It is never easy to rationalise tragedy. The two witnessed recently in the Northeast are no exceptions. One, the Assam floods in which the state’s two major rivers, the Brahmaputra and the Barak, and their tributaries wreaked havoc, killing nearly 200 people and, at one point, putting close to 4.5 million people in danger of starvation and disease. Two, the massive landslide in Tupul village in western Manipur’s hill district of Noney, burying alive 62 people. In Tupul, mud from the landslide also blocked the river, Ijai, leading to the formation of a lake, putting more settlements downstream in imminent danger of being swept away when the dam burst occurred. This danger was averted as rescue workers safely breached the dam, allowing the river flow its normal course, once again. Terrifying as these calamities are, two important lessons, among others, emerged from them. First is the heart-warming phenomenon demonstrated at such times of grief when people sink their differences and come together. Such tragedies evoke a humbling sense of humanity’s shared frailty. During the rescue operations, several voluntary organisations rushed to the disaster spots, joining hands with local villagers and with the army, police and paramilitary forces.
Tragedies strike a common chord, evoking, arguably, the most noble of emotions — empathy. That the most enduring works of art, literature and drama tend to be tragedies is a testament to this fact. In his book, The Empathic Civilization, Jeremy Rifkin argues that civilisation itself would not have been possible without the gift of empathy. This, he says, is neurologically determined by the presence of mirror neurons in the human brain. Some other sentient beings have them too, but in varying and much smaller degrees than in humans. Empathy is distinguished from sympathy (the capability to be sorry for another’s plight) or compassion (which goes beyond being sorry for another’s plight and is marked by an innate desire to extend help as well). Empathy is the capacity to feel and become part of another’s emotional state — distress, joy, hurt and so on. Rifkin says that throughout history, empathic circles, which determine human bondages, have been expanding. It began with the immediate kins of small, roaming bands of hunter-gatherers, went on to include clans, tribes, nations, fellow religionists, fellow professionals, and, eventually, humanity and the sentient world. Today, the empathic circle is even beginning to cover the ecosphere. More and more young people feel the hurt when trees are felled or industrial chimneys belch smoke and damage the atmosphere — revealingly practices that once were seen as signs of progress.

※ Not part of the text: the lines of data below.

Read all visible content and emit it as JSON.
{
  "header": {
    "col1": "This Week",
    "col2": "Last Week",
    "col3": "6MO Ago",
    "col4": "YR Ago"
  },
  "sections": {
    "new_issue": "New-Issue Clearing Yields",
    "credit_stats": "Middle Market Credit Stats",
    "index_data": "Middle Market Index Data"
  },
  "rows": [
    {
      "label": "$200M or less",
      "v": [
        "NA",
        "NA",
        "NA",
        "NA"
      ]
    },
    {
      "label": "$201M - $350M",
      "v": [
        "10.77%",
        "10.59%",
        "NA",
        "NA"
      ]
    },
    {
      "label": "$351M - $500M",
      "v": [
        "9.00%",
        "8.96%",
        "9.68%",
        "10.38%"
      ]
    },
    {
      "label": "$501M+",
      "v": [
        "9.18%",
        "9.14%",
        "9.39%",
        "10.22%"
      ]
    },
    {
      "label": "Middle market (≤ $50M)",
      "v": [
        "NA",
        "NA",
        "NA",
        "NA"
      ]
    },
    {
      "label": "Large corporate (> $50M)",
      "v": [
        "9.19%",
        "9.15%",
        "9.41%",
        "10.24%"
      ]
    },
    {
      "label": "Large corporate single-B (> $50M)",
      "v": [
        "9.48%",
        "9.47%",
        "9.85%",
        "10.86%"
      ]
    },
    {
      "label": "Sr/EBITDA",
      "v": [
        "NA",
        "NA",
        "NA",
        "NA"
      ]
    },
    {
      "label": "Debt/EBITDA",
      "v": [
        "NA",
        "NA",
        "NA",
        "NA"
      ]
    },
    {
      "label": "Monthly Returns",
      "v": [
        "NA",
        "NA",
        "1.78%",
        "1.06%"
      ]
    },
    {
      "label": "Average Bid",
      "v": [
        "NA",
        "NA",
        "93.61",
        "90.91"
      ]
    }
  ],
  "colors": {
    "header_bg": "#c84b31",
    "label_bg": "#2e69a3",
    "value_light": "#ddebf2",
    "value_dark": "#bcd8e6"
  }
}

The second lesson that became evident after the two calamities is a derivative of the first. In these widening concentric circles of empathic bondages, the nation remains a major landmark. Another scholar, Benedict Anderson, actually called a nation an “imagined community” forged by a sense of shared destiny, and that one of the litmus indicators of the bondage of this community are the national newspapers where readers are drawn to find out about the rest of their common, but imagined, community.
A nation is held together by the apparatuses of the State — the administration, military, police and so on. But a nation would become spiritually hollow if the sense of empathic bondage of the imagined community were to be absent. The messenger is not at fault, but the fact that the two recent tragedies in the Northeast, which unfolded for weeks, could not command a sustained space on the front pages or on prime-time bulletins of a great majority of the ‘national’ media does indicate the fact that the Northeast still remains on the fringe of the national consciousness.